Ist ja eigentlich ein Essen für den Winter. Im Kühlschrank habe ich noch ein kleines Roastbeef gefunden und wollte das heute eigentlich auf den Grill werfen. Da es aber grade regnet, habe ich mich kurzerhand entschlossen, einen Brasato al Chianti zu machen (nach meinen eigenen Vorstellungen, ein Rezept habe ich nicht zu Rate gezogen.

Das schöne an diesem Essen ist ja, dass es so einfach ist, man braucht lediglich Zeit. Das Fleisch wird – wenn man die Zeit dazu hat – 24 Stunden in einer Chianti mariniert. Für diese Marinade koche ich dann normalerweise den Wein mit Knoblauch, Zwiebeln, Rosmarin und Thymian und getrockneten Tomaten auf, lasse das Ganze etwas abkühlen und dann kommt das Fleisch rein. Durch die spontante Entscheidung musste ich hier improvisieren und habe das Fleisch einfach eine Stunde in den Wein reingeworfen und dann gleich mit Kochen angefangen.

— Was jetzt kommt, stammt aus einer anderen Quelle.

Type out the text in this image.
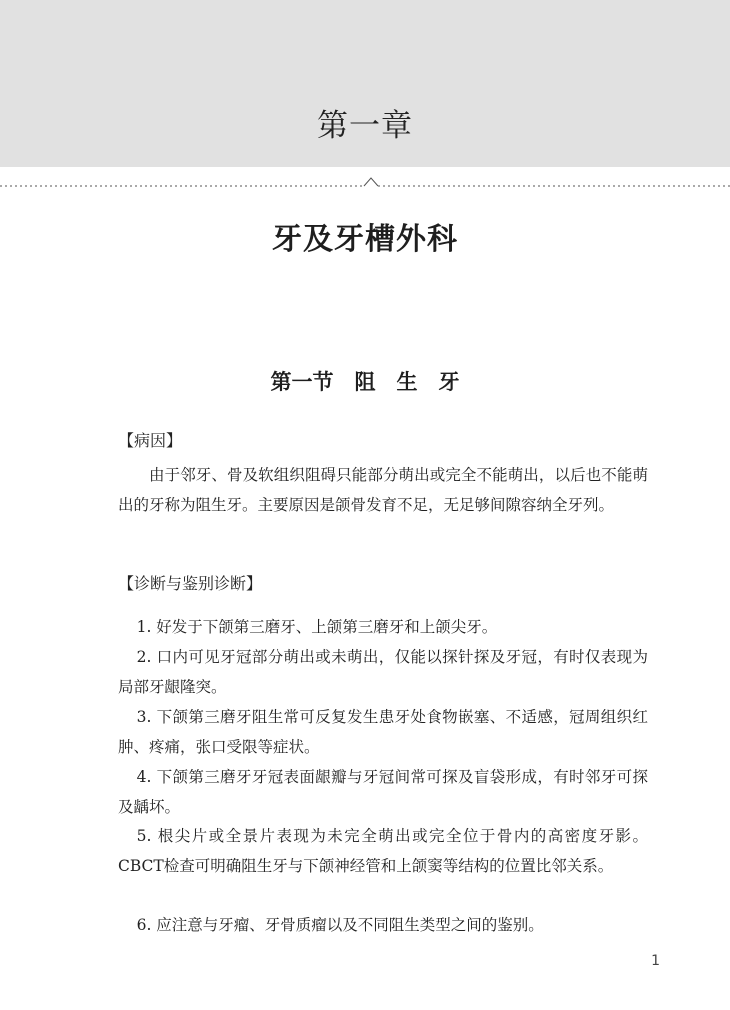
第一章
牙及牙槽外科
第一节　阻　生　牙
【病因】
由于邻牙、骨及软组织阻碍只能部分萌出或完全不能萌出，以后也不能萌出的牙称为阻生牙。主要原因是颌骨发育不足，无足够间隙容纳全牙列。
【诊断与鉴别诊断】
1. 好发于下颌第三磨牙、上颌第三磨牙和上颌尖牙。
2. 口内可见牙冠部分萌出或未萌出，仅能以探针探及牙冠，有时仅表现为局部牙龈隆突。
3. 下颌第三磨牙阻生常可反复发生患牙处食物嵌塞、不适感，冠周组织红肿、疼痛，张口受限等症状。
4. 下颌第三磨牙牙冠表面龈瓣与牙冠间常可探及盲袋形成，有时邻牙可探及龋坏。
5. 根尖片或全景片表现为未完全萌出或完全位于骨内的高密度牙影。CBCT检查可明确阻生牙与下颌神经管和上颌窦等结构的位置比邻关系。
6. 应注意与牙瘤、牙骨质瘤以及不同阻生类型之间的鉴别。
1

Die Zubereitung selbst ist trivial, einfach alles anbraten, zusammenwerfen und stundenlang in den Ofen bei 100° Grad. Wie man im Video sieht, wird das Fleisch dabei relativ trocken, aber da es nur noch aus Fasern besteht, nimmt eine Scheibe davon dann Sauce in mindestens der Hälfte seines Eigengewichtts auf. Dadurch ist es dann nicht nur saftig, sondern schmeckt auch sehr intensiv, weil die Sauce durch das lange Garen und darauf folgende Einkochen fast schon ein Jus geworden ist.

Dazu gab’s mal wieder Semmelknödel, da auch noch altes Brot und vor allem Brezeln rumlagen (die Brezeln machen das richtig schön würzig, Rezept dazu gibt’s hier im Blog).